Pages

Saturday, May 15, 2010

Getting Along

It's been two weeks since he moved out. His move was fairly sudden, without a lot of warning. He had said he would begin to move his things, then transition to his new place. It all went down on a Saturday. Several of his friends and his parents showed up, commenced a flurry of activity, and he never slept here again. My eldest daughter sat outside reading; I assume to escape the upheaval inside. One thing about the S2BX (soon to be ex) is that when he does something it takes over the entire room or house. When he packed, boxes, tape and screwdrivers covered every surface of our home. He doesn't think about minimizing the effect on others - I truly think it doesn't cross his mind that others are affected.

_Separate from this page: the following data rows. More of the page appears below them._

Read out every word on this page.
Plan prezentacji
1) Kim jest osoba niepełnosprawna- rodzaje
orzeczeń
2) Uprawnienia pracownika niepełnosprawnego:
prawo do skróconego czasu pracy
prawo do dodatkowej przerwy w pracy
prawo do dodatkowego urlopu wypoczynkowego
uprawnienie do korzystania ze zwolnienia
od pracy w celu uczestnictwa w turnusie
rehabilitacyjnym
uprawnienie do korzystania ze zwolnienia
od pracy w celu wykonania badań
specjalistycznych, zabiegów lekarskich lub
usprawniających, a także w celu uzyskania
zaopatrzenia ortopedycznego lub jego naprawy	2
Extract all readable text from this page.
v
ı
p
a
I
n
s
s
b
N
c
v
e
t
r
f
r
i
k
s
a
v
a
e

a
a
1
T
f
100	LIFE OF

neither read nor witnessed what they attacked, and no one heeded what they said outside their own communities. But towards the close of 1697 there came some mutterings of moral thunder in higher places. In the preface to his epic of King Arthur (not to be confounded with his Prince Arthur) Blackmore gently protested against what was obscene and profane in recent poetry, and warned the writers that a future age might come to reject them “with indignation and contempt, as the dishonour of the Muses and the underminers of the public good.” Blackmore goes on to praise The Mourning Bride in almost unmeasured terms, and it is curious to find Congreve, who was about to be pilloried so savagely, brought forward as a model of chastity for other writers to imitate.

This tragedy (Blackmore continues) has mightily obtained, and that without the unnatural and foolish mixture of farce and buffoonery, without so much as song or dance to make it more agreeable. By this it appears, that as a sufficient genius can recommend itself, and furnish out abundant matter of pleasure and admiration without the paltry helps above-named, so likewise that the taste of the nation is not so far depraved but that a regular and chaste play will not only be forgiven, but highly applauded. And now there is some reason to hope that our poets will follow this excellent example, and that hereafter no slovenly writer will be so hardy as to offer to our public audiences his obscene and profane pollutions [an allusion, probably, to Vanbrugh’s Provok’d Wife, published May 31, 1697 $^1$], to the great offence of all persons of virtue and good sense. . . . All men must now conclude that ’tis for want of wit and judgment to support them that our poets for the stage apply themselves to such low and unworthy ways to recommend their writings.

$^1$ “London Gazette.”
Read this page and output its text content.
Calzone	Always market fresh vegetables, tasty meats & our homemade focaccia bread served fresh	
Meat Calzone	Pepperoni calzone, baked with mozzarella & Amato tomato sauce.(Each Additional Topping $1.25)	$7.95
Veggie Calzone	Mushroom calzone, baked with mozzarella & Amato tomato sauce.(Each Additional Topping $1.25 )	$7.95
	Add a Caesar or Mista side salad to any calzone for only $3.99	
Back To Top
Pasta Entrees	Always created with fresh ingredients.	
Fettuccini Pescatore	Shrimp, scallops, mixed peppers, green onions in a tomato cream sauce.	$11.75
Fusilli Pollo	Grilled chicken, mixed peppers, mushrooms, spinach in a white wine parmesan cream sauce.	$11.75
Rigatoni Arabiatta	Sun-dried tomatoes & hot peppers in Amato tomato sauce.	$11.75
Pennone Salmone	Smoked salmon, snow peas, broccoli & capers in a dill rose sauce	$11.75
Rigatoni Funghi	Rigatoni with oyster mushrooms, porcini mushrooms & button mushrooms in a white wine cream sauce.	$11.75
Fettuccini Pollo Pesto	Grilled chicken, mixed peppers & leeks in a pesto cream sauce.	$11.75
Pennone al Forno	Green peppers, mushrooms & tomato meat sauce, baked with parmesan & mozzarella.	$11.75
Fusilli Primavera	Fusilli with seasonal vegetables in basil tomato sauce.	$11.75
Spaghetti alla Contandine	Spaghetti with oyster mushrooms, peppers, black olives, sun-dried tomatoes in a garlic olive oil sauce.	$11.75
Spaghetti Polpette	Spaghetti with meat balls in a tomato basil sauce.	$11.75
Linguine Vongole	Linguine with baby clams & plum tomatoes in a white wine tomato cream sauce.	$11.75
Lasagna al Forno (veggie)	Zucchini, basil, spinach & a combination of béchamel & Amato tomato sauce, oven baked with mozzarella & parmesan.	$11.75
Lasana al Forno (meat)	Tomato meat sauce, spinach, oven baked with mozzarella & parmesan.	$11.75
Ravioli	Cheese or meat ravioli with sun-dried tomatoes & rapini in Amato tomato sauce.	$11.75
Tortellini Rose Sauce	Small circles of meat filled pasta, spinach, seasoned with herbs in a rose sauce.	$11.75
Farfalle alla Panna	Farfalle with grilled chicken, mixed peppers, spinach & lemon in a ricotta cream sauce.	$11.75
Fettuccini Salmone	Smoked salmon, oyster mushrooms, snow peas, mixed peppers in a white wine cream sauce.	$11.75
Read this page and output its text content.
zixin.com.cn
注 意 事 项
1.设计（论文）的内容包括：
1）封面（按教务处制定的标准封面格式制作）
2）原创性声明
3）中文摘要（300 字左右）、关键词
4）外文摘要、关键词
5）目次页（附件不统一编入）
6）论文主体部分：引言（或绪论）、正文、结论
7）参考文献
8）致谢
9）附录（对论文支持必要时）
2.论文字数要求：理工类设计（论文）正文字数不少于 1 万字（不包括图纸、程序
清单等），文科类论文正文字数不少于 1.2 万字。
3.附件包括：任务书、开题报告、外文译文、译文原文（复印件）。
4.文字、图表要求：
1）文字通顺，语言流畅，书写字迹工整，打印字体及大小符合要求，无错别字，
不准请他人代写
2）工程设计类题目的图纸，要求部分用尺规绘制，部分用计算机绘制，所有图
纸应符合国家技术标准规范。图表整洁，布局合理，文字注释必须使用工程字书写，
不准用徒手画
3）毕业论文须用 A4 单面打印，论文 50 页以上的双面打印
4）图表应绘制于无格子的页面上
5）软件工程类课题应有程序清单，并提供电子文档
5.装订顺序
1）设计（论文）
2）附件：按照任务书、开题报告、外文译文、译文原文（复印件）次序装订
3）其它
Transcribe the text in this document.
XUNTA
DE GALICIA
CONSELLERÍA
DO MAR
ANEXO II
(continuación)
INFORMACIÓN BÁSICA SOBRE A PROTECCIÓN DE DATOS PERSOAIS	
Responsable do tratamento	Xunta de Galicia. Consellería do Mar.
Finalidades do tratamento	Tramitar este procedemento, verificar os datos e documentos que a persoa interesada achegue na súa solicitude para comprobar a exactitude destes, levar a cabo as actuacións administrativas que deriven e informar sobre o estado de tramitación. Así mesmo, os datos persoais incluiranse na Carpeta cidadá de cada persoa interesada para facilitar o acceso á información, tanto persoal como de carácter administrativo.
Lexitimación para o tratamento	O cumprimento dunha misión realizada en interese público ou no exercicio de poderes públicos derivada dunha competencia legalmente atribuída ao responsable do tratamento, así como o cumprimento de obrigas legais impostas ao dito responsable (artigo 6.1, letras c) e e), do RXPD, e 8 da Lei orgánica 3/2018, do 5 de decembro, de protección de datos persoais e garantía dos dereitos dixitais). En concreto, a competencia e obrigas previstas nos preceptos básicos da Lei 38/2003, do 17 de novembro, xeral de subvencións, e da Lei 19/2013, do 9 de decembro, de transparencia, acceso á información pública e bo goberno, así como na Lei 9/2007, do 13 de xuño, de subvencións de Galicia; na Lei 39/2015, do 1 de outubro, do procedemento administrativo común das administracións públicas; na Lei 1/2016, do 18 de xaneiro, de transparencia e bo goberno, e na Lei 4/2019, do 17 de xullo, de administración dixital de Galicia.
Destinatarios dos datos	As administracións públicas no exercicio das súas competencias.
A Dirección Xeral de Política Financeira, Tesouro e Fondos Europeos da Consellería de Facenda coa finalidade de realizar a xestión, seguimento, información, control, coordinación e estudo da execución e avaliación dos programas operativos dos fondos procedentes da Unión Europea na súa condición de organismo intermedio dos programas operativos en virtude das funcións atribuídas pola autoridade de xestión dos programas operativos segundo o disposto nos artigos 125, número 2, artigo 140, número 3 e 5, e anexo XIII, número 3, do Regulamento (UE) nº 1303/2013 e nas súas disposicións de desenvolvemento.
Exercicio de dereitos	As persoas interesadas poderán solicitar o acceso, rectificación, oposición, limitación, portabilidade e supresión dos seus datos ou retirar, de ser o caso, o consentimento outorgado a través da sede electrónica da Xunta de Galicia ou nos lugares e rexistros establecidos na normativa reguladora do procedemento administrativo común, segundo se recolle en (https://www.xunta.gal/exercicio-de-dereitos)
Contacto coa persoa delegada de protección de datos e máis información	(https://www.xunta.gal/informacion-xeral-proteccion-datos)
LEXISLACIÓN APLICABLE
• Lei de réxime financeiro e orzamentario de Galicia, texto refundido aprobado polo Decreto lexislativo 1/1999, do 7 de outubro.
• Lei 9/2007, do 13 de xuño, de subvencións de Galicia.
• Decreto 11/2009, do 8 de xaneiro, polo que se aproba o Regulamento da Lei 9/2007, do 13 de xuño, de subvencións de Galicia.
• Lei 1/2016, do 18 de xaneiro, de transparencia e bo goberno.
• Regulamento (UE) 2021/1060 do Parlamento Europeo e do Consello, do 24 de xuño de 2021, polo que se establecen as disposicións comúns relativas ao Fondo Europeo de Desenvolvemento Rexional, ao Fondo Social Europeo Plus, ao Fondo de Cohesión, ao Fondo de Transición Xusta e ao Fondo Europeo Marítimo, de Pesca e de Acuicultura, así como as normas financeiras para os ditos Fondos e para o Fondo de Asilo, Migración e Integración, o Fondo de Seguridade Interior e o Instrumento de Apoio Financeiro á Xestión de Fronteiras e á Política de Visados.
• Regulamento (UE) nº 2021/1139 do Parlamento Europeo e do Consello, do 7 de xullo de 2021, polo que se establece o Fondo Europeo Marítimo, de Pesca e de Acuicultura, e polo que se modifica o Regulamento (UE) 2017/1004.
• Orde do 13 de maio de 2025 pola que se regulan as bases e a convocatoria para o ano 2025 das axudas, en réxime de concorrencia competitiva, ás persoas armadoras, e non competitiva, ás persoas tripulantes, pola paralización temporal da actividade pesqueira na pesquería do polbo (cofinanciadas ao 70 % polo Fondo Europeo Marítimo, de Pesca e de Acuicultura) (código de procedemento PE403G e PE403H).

So when he moved, he forgot to let the kids get involved; he didn't seem to think that it may affect them. He forgot to tell us that it was going to be a day of disruption.

It's like he can't operate in a different mode that involves the kids. I've seen this again and again, that when he wants to get something done, he can't manage it to allow the kids to help, which is of course what kids want to do.

But his move is done now, and already we get along better. The simple details of daily life, mood and relationship are no longer issues we have to contend with, and already I've found the friendship I used to feel for him.

My birthday was last week and we all went out for sushi. It was a lovely evening; he gave me a hug bouquet of flowers and gift card for a massage at the local day spa. We enjoyed our dinner then wandered over to his new place for a visit. Leaving him to walk home with the girls, I felt a pang of sadness. Sweet undefined sadness. I didn't want to think about it too much. I know why we separated, and am pretty sure we will never reconvene, but I also know what I like about him, and that I love him. We had to get divorced to save the relationship!